Die Reaktion von Tobias Unger auf den Erfolg von Usain Bolt bei den Leichtathletikwettbewerben in Peking hat etwas Erfrischendes: "Die springen auf ihrer Insel rum, wie sie wollen, denen passiert gar nichts. Ich muss mich allein hier bei Olympia an- und abmelden, für den Fall, dass wir eine Dopingkontrolle haben. Ich habe langsam keine Lust mehr.“ Das Erfrischende besteht darin, sich auszumalen, was eigentlich passieren würde, wenn noch mehr Sprinter die gleiche Empfindung beseelt und sie das tun, was saubere Sportler schon immer getan haben sollten: einfach den Wettkampf verweigern. Nicht frustriert nach Hause gehen und sich zurück ziehen vom Sport, sondern Organisieren, Demonstrieren, Boykottieren, Inkriminieren. Endlich mal Staatsanwälten erzählen, was sie wissen – über Lieferanten, Trainer, Substanzen.

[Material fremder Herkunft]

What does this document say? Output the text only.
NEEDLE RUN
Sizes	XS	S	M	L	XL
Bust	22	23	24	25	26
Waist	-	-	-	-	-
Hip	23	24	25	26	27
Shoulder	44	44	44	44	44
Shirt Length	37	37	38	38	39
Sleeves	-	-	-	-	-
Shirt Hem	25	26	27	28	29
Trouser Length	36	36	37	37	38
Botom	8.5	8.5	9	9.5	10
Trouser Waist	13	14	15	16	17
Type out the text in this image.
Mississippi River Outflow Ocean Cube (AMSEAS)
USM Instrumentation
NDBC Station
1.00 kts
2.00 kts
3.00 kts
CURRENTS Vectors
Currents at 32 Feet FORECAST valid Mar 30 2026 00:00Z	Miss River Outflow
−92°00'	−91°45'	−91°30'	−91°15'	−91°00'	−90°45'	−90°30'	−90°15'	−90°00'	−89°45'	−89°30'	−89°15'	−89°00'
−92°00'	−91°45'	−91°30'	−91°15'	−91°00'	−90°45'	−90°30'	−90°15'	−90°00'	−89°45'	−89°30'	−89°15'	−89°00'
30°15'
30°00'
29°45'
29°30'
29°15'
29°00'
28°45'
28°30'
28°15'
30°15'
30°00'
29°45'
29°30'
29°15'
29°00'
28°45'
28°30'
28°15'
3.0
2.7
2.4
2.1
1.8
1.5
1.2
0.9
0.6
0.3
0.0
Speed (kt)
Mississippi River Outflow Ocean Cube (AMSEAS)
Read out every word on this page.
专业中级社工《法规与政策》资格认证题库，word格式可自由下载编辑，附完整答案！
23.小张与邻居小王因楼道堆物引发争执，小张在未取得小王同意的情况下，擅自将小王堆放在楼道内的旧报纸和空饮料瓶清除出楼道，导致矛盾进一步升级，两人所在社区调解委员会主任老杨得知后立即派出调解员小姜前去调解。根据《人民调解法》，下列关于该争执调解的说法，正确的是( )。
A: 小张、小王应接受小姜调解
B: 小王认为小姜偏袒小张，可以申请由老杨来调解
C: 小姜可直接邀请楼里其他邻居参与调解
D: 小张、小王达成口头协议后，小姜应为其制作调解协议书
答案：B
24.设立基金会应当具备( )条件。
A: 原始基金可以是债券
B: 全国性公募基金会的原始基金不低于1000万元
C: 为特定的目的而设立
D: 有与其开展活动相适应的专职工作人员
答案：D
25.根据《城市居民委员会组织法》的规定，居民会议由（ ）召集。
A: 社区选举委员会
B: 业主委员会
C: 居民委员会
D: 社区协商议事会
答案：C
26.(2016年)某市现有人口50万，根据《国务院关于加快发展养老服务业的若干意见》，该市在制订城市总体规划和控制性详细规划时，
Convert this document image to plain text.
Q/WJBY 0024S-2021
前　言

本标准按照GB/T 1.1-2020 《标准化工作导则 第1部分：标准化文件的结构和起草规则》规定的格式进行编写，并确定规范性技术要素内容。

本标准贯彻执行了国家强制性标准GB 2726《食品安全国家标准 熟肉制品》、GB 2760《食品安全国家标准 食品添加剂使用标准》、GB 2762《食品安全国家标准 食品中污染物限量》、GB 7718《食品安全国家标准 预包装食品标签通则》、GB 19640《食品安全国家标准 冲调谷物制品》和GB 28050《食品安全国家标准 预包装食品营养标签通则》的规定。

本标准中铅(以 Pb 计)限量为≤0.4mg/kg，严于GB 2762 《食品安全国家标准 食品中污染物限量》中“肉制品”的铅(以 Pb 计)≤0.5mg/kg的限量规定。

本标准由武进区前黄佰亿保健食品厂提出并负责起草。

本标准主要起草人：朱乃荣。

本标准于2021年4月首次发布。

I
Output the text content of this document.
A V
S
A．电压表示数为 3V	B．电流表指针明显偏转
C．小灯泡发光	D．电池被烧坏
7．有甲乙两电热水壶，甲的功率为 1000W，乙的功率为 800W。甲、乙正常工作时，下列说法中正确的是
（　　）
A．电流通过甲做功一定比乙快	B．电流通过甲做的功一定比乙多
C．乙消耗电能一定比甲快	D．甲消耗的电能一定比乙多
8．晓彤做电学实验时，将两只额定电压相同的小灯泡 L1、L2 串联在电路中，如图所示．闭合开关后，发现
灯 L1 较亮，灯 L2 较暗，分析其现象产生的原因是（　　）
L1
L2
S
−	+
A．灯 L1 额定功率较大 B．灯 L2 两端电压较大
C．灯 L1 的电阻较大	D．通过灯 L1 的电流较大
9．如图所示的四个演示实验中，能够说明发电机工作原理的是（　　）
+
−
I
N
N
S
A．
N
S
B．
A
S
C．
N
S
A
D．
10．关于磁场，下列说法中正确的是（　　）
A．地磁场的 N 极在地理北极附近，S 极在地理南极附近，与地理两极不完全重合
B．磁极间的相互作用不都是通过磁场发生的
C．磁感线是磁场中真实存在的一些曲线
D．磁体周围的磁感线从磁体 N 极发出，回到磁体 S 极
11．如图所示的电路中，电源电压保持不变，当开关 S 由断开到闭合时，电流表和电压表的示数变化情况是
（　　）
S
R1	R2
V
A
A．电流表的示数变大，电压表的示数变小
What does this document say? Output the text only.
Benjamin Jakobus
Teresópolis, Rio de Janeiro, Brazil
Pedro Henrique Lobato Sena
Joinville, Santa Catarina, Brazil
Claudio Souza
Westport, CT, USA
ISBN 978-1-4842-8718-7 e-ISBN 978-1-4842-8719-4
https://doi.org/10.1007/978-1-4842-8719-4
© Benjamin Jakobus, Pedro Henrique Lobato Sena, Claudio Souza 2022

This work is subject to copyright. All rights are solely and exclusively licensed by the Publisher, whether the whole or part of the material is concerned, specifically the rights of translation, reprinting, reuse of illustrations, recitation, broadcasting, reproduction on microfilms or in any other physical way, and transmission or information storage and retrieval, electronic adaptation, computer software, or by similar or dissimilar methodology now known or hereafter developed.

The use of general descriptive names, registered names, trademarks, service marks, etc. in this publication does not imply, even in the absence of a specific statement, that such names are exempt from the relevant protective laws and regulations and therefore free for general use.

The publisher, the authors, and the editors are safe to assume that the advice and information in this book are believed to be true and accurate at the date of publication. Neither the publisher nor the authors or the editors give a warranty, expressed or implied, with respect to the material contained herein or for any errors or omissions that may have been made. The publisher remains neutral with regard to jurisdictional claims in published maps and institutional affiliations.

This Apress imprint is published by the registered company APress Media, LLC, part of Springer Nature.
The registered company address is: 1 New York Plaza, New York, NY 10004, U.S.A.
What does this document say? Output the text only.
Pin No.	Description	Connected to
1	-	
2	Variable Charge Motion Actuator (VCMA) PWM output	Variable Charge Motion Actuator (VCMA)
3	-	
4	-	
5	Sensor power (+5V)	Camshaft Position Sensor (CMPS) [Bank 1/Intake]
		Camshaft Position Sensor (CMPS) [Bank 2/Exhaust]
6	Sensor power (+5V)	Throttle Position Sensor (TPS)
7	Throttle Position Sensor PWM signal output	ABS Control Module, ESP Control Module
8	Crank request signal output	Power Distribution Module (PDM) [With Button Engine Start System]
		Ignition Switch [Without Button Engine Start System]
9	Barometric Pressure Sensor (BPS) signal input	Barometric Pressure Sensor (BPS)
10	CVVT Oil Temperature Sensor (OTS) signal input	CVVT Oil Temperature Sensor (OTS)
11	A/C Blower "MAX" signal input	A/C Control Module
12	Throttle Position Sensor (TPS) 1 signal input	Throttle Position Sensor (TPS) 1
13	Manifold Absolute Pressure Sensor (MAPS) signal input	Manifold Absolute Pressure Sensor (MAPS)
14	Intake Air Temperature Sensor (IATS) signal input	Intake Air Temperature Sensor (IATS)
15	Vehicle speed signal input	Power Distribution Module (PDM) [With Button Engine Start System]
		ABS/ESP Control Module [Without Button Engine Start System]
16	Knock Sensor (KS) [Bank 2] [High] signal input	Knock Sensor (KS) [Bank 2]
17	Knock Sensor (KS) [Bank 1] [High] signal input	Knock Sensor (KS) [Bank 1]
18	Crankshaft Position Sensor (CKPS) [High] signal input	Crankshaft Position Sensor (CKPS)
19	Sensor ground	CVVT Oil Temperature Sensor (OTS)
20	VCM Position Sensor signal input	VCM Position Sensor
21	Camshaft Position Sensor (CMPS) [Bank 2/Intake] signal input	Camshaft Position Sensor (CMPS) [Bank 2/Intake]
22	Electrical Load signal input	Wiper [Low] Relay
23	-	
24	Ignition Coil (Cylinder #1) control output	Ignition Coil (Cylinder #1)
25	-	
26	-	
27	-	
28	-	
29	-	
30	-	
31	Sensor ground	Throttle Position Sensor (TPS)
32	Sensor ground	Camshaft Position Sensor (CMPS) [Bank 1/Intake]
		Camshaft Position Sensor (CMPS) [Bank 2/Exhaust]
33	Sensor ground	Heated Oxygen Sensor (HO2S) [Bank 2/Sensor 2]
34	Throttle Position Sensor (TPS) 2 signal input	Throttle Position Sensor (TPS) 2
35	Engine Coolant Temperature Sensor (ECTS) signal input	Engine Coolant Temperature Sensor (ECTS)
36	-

Wäre das nicht mal eine ernsthafte Maßnahme angesichts der massiven Manipulationsversuche, über die es im Fall von Jamaika überhaupt keine Zweifel geben sollte? Schluss mit der Schimäre der sogenannten Unschuldsvermutung, sondern Auftakt für einen neuen Denkansatz, ausgeliehen aus der Strafprozessordnung: den Anfangsverdacht. Wenn nicht sogar den hinreichenden Tatverdacht.
Wäre das nicht mal etwas, um die routinierte Abwicklung von hochgehypten Sportereignissen und ihrem Rekordwahn aus dem Gleis zu werfen: Ein Boykott nicht aus sehr abstrakten politischen, sondern aus ganz sportlichen und eigennnützigen wirtschaftlichen sowie strafrechtlichen Erwägungen? Nicht mehr starten, wenn eindeutig fragwürdige Personen auflaufen und die Farce aus der Sicht des eigentlichen Opfers attackieren – aus der Sicht des betrugsgeschädigten Athleten? Nicht mehr als Staffage und Pappkamerad zur Verfügung stehen und nicht mehr das absurde Abhalten von Vorläufen und Zwischenläufen rechtfertigen, die keiner braucht, wenn der Gewinner doch sowieso schon feststeht.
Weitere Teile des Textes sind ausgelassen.